- Origin: Alabama, United States
- Genres: Pop punk Christian punk
- Years active: 1997–2001
- Labels: Screaming Giant Records

= Jesse & The Rockers =

American Christian punk/pop punk band

Jesse & The Rockers was an American Christian punk/pop punk group.

==History==
Jesse & The Rockers was formed in 1997 by Heath "Hero" Williamson as a side project to what he felt was his "serious" band. Originally consisting of Hero and Rocket, Larry was quickly added to the band. After some shuffling, the band members settled into their positions: Hero on bass and lead vocals, Rocket on drums, and Larry on lead guitar.

===Early career===
In August 1997, the band started approaching their music from a more ministry-oriented standpoint. One of the results of this change in view was the decision of Brian to become a Christian. Originally performing in a side project known as The Wedgeez, Brian was asked to play second guitar for The Rockers, and began performing with them in November 1999.

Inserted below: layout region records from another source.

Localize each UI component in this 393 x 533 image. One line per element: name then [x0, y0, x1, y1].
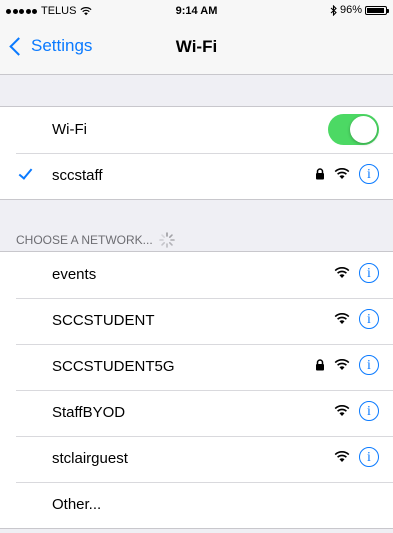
toggle-knob — [350, 116, 377, 143]
info-icon[interactable]: i — [359, 447, 379, 467]
wifi-signal-icon — [334, 359, 350, 370]
network-accessories: i — [334, 447, 379, 467]
connected-network-row[interactable]: sccstaff i — [0, 153, 393, 199]
network-name: SCCSTUDENT5G — [52, 358, 175, 375]
checkmark-icon — [18, 165, 33, 180]
bluetooth-icon — [330, 4, 337, 16]
network-row[interactable]: StaffBYOD i — [0, 390, 393, 436]
network-accessories: i — [315, 164, 379, 184]
status-right: 96% — [330, 4, 389, 16]
wifi-signal-icon — [334, 405, 350, 416]
loading-spinner-icon — [158, 232, 175, 248]
network-name: events — [52, 266, 97, 283]
lock-icon — [316, 359, 324, 371]
wifi-label: Wi-Fi — [52, 121, 87, 138]
network-accessories: i — [334, 309, 379, 329]
network-accessories: i — [334, 263, 379, 283]
wifi-group: Wi-Fi sccstaff i — [0, 106, 393, 200]
lock-icon — [316, 168, 324, 180]
battery-percent: 96% — [339, 4, 362, 16]
wifi-signal-icon — [334, 313, 350, 324]
connected-network-name: sccstaff — [52, 167, 103, 184]
network-name: SCCSTUDENT — [52, 312, 155, 329]
other-network-label: Other... — [52, 496, 102, 513]
network-accessories: i — [334, 401, 379, 421]
network-row[interactable]: SCCSTUDENT i — [0, 298, 393, 344]
wifi-signal-icon — [334, 451, 350, 462]
network-list: events i SCCSTUDENT i SCCSTUDENT5G i Sta… — [0, 251, 393, 529]
network-name: stclairguest — [52, 450, 128, 467]
choose-network-header: CHOOSE A NETWORK... — [16, 232, 175, 248]
network-row[interactable]: stclairguest i — [0, 436, 393, 482]
info-icon[interactable]: i — [359, 309, 379, 329]
battery-icon — [365, 5, 389, 15]
wifi-toggle[interactable] — [328, 114, 379, 145]
info-icon[interactable]: i — [359, 355, 379, 375]
network-row[interactable]: events i — [0, 252, 393, 298]
network-row[interactable]: SCCSTUDENT5G i — [0, 344, 393, 390]
info-icon[interactable]: i — [359, 164, 379, 184]
status-bar: TELUS 9:14 AM 96% — [0, 0, 393, 22]
info-icon[interactable]: i — [359, 401, 379, 421]
wifi-signal-icon — [334, 267, 350, 278]
network-accessories: i — [315, 355, 379, 375]
section-header-label: CHOOSE A NETWORK... — [16, 233, 153, 247]
info-icon[interactable]: i — [359, 263, 379, 283]
wifi-toggle-row: Wi-Fi — [0, 107, 393, 153]
page-title: Wi-Fi — [175, 37, 218, 56]
wifi-signal-icon — [334, 168, 350, 179]
other-network-row[interactable]: Other... — [0, 482, 393, 528]
navigation-bar: Settings Wi-Fi — [0, 22, 393, 75]
network-name: StaffBYOD — [52, 404, 126, 421]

After recording their first album, T.I.N. (Time is Now) in February 1998, the band began a forty-day prayer fast, hoping to be signed by one of the many record labels they had contacted. On the thirty-seventh day, Screaming Giant Records (home of Lugnut) contacted the band, claiming that they wanted to sign the band "yesterday." The label's exuberance led to the band's first national tour. The band was also featured on the Trinity Broadcasting Network program G-Rock, giving them international exposure. Because of this national and international exposure, the band would sell ten thousand copies of T.I.N. The lead singer, Hero, considers the band to be one of the last bands of the "pre-Internet" generation. The band initially contacted Screaming Giant because they saw their name in a zine, and like other bands of their time, were often touring "blindly," with no contact with a venue other than a few phone calls.

In 1999, after several tours, Brian left the band and settled down. The band continued as a three-piece. They toured throughout the summer of 1999, and recorded their second album, Madison Road, as a trio. While touring to support the album, Jason Roach joined as the new rhythm guitarist. Shortly after, Larry Rox quit, and "The Name" joined to play keyboards for the group. After a few months, "The Name" left the band. Mitchell Gooden joined as the band's new rhythm guitarist, and the band began touring again. Around this time, Hero met his wife on a Rockers tour at a show in Mississippi, and they now perform together under the name Justin Hero.

===Late career===
In 2000, the band began to form a new style, and as a result they left Screaming Giant Records. They re-formed under the name Heaven not Spaceward, and after releasing one E.P., broke up to pursue other interests.

In 2002, the band briefly regrouped as a trio (consisting of Hero, Rocket, and Mitch) and released a free E.P. and toured throughout the Southeast. This was a final farewell for Rockers fans.